Kali ini Tentang Pekinangan

"Nyemplu..", itulah yang ada di otak saat melihat kotak-kotak mungil berbentuk manggis berbahan kuningan ini. Lucu banget kayak pipi kamu. Eh ? Ternyata namanya pekinangan. (Oleh : Anita W.R.)


Postingan kali ini masih saja berkutat pada urusan kinang. Bedanya, wadah kinangan itulah yang akan tema kali ini. Mengapa wadah ? Karena luuucccuuu.... Suka banget liatnya. Apalagi kalau boleh pegang. Sayangnya enggak. Karena pekinangan yang saya lihat langsung adalah koleksi museum daerah Soegarda Purbakawatja Purbalingga.

Sebagian orang menyebutnya sebagai kotak sirih. Juga tlepok. Dalam sejarahnya, kotak sirih sudahlah diketemukan di Sulawesi Selatan bersama benda-benda prasejarah lainnya semisal kail perunggu, gelang, anting bentuk hewan serta arca. Ini seolah menegaskan jika sirih sudah dikonsumsi sejak jaman logam. Dibuktikan dengan adanya kotak sirih itu. Kotak sirih bahkan pernah menjadi salah satu cinderamata antar kerajaan.

Selanjutnya kotak sirih berkembang dalam bermacam bentuk. Pekinangan yang lebih modern disebut juga sebagai cerana.  Bentuknya bisa saja berupa kotak kayu dengan atau tanpa sekat, kotak kuningan beraneka bentuk atau tidak jarang pula ada yang terbuat dari kaca. Pekinangan (betel nut set) diperkirakan mulai digunakan seiring dengan kebiasaan nginang berkembang. Pekinangan yang lengkap tidak hanya berisi tempat menyimpang sirih, kapur sirih, pinang, gambir dan tembakau saja. Namun menyertakan paidon dan duplak. (Kalau foto yang sebelah diunduh dari salah satu akun instagram ya)

Paidon atau kecohan ini biasanya berukuran cukup besar. Berfungsi sebagai tempat membuang ludah merah. Dubang, idu abang. Warna merah dihasilkan dari gambir. Nah, warnanya bisa jadi lipstik alami tuh dan dijamin waterproof kalau setiap hari nginang. Haha.. Sementara itu duplak atau locokan dalam bahasa Sunda, sangat membantu mereka yang sudah tidak sanggup mengunyah bahan kinangan utuh. Alat ini berfungsi untuk menumbuk kinangan hingga lebih mudah berproses saat dikunyah. Ompong contohnya. Hmmm, mungkin yang nggak doyan kinang dulu juga pakai ini ya. Supaya nggak terlalu lama ngunyah tapi khasiat yang dicari tetap dapet.
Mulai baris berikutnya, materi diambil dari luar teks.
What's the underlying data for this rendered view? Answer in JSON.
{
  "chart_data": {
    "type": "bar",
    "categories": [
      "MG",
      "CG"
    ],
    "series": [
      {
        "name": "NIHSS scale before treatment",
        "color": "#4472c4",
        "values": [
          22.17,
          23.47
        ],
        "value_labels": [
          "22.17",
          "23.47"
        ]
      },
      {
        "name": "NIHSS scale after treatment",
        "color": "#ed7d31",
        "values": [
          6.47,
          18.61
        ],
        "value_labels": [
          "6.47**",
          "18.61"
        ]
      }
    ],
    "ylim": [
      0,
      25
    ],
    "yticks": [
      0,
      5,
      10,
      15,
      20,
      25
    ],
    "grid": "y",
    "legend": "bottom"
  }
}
Muuungkkkin. Aku ya ora njamaniPelengkap lainnya adalah gunting khusus untuk mengerat gambir. Namanya kacip. Sayangnya, di Museum, kacipnya sudah tidak ada. "Sejak diserahkan ke Museum oleh pemiliknya, memang dalam kondisi nggak lengkap", kata Sugito, salah seorang petugas disana.


Eh, kok sepertinya saya perlu meralat kalimat di postingan seminggu lalu nih yang menyebut jika nginang kurang sesuai dengan standar kebersihan. Bukankah paidon kemudian disediakan dalam menginang ? Artinya mereka nggak meludah sembarangan dong. Tapi sudahlah, toh orang-orang tetap sudah terlanjur meninggalkan nginang dengan alasan "reged". Sekarang gemana kitanya aja. Nggak nginang ya nggak apa-apa, yang penting nggak mbuang idu sembarangan.